There were some initial successes. The firms bought 801 8th Ave. and an adjacent property at 813 Inca St. for a combined $1.3 million in 2022 and raised a quick $1 million that September. Then came a $500,000 grant from the Colorado Health Foundation and a $450,000 grant from the Kaiser Foundation, two nonprofits looking to fund income-restricted housing here.
But the project has never gotten off the ground.
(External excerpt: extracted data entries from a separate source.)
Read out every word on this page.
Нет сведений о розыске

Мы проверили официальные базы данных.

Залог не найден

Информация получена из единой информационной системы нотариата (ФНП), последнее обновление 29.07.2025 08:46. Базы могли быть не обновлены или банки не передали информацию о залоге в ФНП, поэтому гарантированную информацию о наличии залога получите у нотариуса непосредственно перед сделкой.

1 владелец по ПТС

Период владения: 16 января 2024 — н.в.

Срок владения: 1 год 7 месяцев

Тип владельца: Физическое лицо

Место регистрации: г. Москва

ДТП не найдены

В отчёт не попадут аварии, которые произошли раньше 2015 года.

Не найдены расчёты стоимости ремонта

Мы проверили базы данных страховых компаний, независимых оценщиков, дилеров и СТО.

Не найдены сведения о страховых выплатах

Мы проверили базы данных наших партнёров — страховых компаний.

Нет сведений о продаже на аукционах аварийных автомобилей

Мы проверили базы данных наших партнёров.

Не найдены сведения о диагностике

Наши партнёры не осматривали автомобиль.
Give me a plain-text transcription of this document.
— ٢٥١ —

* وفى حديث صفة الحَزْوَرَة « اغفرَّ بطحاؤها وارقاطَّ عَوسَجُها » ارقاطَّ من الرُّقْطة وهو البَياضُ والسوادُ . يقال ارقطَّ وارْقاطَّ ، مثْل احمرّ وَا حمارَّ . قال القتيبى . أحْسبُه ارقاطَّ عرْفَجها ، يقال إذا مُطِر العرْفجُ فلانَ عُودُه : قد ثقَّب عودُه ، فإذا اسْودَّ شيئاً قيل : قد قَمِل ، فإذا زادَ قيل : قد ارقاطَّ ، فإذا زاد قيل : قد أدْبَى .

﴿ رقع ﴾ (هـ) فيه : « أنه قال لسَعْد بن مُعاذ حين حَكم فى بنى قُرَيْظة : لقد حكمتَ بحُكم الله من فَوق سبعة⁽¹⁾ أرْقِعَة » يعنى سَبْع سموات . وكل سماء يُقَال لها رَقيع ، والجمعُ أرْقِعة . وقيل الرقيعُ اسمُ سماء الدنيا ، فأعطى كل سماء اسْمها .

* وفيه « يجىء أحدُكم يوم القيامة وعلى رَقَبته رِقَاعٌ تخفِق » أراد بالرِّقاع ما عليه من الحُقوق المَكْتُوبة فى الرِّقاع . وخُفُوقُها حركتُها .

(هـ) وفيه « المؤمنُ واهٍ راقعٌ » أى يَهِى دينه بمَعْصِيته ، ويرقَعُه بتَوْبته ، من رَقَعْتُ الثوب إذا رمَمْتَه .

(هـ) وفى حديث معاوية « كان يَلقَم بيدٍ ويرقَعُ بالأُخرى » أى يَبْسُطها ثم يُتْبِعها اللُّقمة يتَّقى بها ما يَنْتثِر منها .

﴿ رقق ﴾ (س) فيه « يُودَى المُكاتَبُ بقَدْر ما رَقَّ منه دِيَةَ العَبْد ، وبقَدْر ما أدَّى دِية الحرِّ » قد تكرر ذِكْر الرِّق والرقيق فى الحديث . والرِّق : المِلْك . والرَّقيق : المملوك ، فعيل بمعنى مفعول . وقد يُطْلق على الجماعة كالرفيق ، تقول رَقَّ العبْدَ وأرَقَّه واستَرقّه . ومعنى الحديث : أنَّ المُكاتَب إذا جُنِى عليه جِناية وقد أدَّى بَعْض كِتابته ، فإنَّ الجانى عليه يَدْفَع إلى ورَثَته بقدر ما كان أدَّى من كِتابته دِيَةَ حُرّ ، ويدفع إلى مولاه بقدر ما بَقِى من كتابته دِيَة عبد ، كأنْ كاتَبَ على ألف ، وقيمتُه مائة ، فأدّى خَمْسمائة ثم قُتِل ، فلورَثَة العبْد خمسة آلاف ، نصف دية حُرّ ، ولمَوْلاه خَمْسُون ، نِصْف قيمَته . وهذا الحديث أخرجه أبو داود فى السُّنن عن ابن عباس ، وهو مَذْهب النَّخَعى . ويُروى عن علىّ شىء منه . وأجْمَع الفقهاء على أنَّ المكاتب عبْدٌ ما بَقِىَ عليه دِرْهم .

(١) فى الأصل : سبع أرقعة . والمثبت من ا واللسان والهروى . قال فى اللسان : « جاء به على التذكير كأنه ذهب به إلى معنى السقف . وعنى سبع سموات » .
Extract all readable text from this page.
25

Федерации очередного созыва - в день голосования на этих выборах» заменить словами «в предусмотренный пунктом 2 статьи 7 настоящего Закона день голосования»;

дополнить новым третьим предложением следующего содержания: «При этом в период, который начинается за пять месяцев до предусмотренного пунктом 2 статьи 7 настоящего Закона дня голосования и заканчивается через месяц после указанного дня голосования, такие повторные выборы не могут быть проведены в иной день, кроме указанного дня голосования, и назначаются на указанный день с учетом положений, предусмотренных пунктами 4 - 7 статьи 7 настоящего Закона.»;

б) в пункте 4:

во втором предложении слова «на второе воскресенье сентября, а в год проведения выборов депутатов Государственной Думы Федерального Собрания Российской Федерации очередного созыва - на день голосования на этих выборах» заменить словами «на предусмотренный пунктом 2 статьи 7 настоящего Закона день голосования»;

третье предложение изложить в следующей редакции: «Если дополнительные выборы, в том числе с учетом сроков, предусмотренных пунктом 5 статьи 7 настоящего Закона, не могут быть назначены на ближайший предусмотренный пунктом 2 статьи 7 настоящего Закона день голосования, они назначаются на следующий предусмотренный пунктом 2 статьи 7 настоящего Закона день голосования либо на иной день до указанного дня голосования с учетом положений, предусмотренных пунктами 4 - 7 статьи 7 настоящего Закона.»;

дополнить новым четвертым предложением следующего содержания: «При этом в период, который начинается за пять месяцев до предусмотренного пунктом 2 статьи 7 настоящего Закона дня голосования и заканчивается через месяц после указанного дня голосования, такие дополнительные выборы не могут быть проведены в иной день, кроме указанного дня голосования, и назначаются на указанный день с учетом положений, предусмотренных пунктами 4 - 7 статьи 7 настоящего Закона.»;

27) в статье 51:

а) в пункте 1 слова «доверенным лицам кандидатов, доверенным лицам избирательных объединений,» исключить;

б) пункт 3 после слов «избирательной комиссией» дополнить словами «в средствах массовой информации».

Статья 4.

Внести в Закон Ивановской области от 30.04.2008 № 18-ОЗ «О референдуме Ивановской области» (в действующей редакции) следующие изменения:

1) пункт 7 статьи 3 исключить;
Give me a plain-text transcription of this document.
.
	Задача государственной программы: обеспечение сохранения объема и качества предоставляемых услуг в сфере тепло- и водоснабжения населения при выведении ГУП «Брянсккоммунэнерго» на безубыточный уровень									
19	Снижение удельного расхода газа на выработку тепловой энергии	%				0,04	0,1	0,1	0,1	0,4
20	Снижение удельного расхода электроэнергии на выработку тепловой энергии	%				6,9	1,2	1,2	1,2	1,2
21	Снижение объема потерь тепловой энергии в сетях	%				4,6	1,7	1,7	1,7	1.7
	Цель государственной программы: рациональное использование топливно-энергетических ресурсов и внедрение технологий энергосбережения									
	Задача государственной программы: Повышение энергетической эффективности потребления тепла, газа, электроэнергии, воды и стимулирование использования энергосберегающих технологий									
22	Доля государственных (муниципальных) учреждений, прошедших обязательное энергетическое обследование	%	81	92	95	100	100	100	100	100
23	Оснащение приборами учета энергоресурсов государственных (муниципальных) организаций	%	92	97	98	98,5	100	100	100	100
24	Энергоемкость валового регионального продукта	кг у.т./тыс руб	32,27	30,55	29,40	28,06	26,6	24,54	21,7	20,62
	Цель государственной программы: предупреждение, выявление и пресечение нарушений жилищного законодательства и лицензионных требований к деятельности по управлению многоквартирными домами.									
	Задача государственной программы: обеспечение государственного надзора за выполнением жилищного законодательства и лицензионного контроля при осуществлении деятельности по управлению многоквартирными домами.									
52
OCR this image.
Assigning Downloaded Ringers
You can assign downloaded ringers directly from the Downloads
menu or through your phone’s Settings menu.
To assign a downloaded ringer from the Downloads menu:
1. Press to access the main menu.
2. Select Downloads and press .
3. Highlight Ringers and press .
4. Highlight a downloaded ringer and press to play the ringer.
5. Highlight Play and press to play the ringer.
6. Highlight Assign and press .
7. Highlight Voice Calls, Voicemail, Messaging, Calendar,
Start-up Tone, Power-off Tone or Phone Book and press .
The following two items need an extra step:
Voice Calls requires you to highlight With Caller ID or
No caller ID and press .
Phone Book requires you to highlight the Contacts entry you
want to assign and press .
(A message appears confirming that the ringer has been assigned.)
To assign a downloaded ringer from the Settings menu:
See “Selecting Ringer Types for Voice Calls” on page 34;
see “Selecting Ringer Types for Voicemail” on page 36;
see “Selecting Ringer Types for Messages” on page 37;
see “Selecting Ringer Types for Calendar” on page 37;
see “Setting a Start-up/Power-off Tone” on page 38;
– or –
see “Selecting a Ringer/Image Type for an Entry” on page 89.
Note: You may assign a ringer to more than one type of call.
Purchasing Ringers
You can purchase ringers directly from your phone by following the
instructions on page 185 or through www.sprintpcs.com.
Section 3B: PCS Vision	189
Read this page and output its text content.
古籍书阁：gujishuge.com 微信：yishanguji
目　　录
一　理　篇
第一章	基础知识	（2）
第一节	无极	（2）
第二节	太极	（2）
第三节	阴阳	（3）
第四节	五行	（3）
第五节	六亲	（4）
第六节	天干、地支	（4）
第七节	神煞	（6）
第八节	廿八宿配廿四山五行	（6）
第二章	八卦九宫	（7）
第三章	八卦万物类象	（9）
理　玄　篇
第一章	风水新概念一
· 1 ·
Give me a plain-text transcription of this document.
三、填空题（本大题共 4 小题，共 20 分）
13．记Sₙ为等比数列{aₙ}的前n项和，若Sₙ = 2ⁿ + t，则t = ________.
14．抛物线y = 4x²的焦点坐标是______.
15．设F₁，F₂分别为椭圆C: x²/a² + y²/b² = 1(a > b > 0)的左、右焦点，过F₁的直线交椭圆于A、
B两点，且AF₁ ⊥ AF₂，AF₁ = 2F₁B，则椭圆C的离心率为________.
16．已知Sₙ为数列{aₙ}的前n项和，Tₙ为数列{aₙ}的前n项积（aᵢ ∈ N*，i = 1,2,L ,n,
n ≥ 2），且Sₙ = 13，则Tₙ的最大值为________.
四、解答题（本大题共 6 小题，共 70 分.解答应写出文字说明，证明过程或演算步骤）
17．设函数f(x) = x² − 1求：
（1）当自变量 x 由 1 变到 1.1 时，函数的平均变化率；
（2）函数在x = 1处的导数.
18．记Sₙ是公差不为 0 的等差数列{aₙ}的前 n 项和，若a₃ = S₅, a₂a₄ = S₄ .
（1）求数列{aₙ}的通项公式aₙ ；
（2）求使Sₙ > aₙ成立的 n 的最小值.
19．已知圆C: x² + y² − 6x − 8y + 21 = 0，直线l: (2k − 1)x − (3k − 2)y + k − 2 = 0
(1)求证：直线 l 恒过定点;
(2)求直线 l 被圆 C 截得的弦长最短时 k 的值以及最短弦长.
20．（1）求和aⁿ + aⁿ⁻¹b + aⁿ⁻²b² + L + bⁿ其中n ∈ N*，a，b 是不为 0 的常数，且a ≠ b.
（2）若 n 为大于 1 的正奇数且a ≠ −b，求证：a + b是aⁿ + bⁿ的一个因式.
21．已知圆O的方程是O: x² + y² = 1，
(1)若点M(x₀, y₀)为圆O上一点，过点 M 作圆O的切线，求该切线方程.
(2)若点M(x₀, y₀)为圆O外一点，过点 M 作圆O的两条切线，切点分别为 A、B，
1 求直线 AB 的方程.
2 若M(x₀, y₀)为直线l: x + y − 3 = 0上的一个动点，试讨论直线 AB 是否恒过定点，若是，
Instead, Madelon sued Sohn and Blue Room in March, accusing them of pushing Madelon off the project, keeping the purchased properties for themselves, and misappropriating grant money as part of a fraudulent “shell game.”
Then, in late August, Blue Room responded by accusing Madelon of fraud and negligence.
“Madelon and Mad City were grossly incompetent in managing all aspects of the project,” Blue Room alleged in its Aug. 30 countersuit, referring to Madelon’s LLC for the project.
“Their mismanagement resulted in significant delays, massive increases in the budget, and frustrated key partners,” according to that countersuit. “With time, it became increasingly clear that the project would not be viable with them acting as developer.”
REDtech drew up plans that were not code-compliant and financials that were not usable, Blue Room says. “Virtually everything REDtech was supposed to be able to do had to be done by an architect and other professionals, significantly increasing the project cost.”
Initial plans for the 72-unit building were downscaled to 64 units and, when that still wasn’t compliant with zoning laws, down to 54 units. The project has not broken ground.
Sohn wants the $350,000 that he invested in Madelon returned, believing he was misled about REDtech’s capabilities, and wants uncalculated damages for Madelon’s supposedly shoddy development work. A trial in the Denver District Court case has not been scheduled.
Madelon is represented by the attorney Blake Gansborg with Nelson Mullins Riley & Scarborough in Denver, who did not answer requests for comment on the countersuit.
Blue Room is represented by Glen Summers in the Denver office of Bartlit Beck.